I am an advocate, not an activist. My belief in animal rights doesn’t mean I’m a flaky, hemp-wearing, neo-hippie leftist who wants to go live in a meadow with her woodland creature friends. On the contrary, I am a strong supporter of the war on terror, a fiscal conservative, a social libertarian and an utterly urban latte-drinker.
I know that animals feel fear and pain, and that they suffer. I believe that this should matter to human beings and that we should do all we can — when possible — to prevent and alleviate that fear and pain, that suffering. Though I do not eat meat, fowl, fish or seafood, I don’t mind if you do. But I think it should matter to you — immensely — how the creatures you eat were treated in life, and were killed.
I would like to see animal cruelty treated as a criminal offence. And, while I am no hunting fan, I see a difference between a deer hunt, say, where the animal will be eaten, and the hunting of an animal for “sport.” It is beyond me why anyone should enjoy or take pride in slaughtering something.

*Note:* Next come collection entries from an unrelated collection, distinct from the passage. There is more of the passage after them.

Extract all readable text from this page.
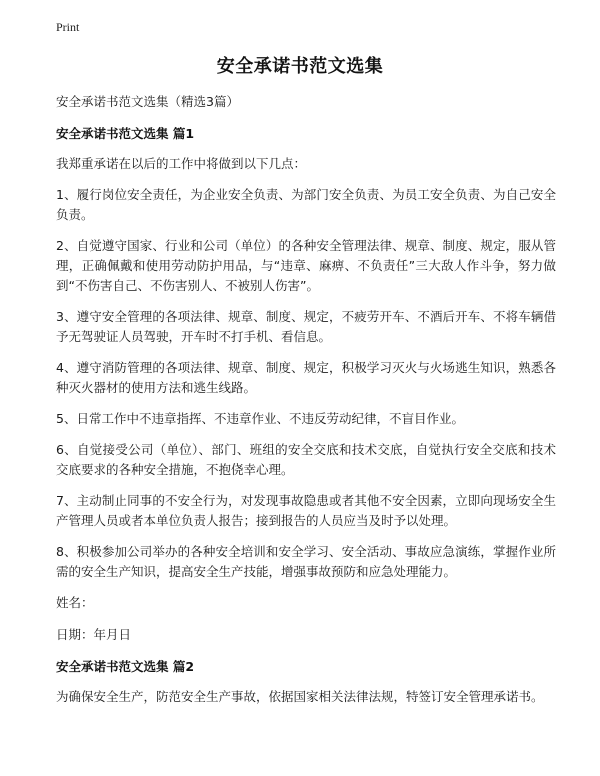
Print
安全承诺书范文选集

安全承诺书范文选集（精选3篇）

安全承诺书范文选集 篇1

我郑重承诺在以后的工作中将做到以下几点：

1、履行岗位安全责任，为企业安全负责、为部门安全负责、为员工安全负责、为自己安全负责。

2、自觉遵守国家、行业和公司（单位）的各种安全管理法律、规章、制度、规定，服从管理，正确佩戴和使用劳动防护用品，与“违章、麻痹、不负责任”三大敌人作斗争，努力做到“不伤害自己、不伤害别人、不被别人伤害”。

3、遵守安全管理的各项法律、规章、制度、规定，不疲劳开车、不酒后开车、不将车辆借予无驾驶证人员驾驶，开车时不打手机、看信息。

4、遵守消防管理的各项法律、规章、制度、规定，积极学习灭火与火场逃生知识，熟悉各种灭火器材的使用方法和逃生线路。

5、日常工作中不违章指挥、不违章作业、不违反劳动纪律，不盲目作业。

6、自觉接受公司（单位）、部门、班组的安全交底和技术交底，自觉执行安全交底和技术交底要求的各种安全措施，不抱侥幸心理。

7、主动制止同事的不安全行为，对发现事故隐患或者其他不安全因素，立即向现场安全生产管理人员或者本单位负责人报告；接到报告的人员应当及时予以处理。

8、积极参加公司举办的各种安全培训和安全学习、安全活动、事故应急演练，掌握作业所需的安全生产知识，提高安全生产技能，增强事故预防和应急处理能力。

姓名：

日期：年月日

安全承诺书范文选集 篇2

为确保安全生产，防范安全生产事故，依据国家相关法律法规，特签订安全管理承诺书。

I don’t romanticize animals, thinking they’re all Disney characters, all secretly cuddly. On the contrary, I believe wild animals should be revered for what they are, and feared for what they are capable of doing. While zoos are not ideal, I believe they are an inevitability. And I have seen some wonderful ones, where the animals have great space and an environment that replicates home. It breaks my heart, though, to see animals in a circus, or on a Las Vegas stage.
I’m not saying animals are exactly like humans — though some are certainly closer than others. What I am saying is that like us, animals are alive, vulnerable, sentient and worthy of respect. And understanding that can open up your life.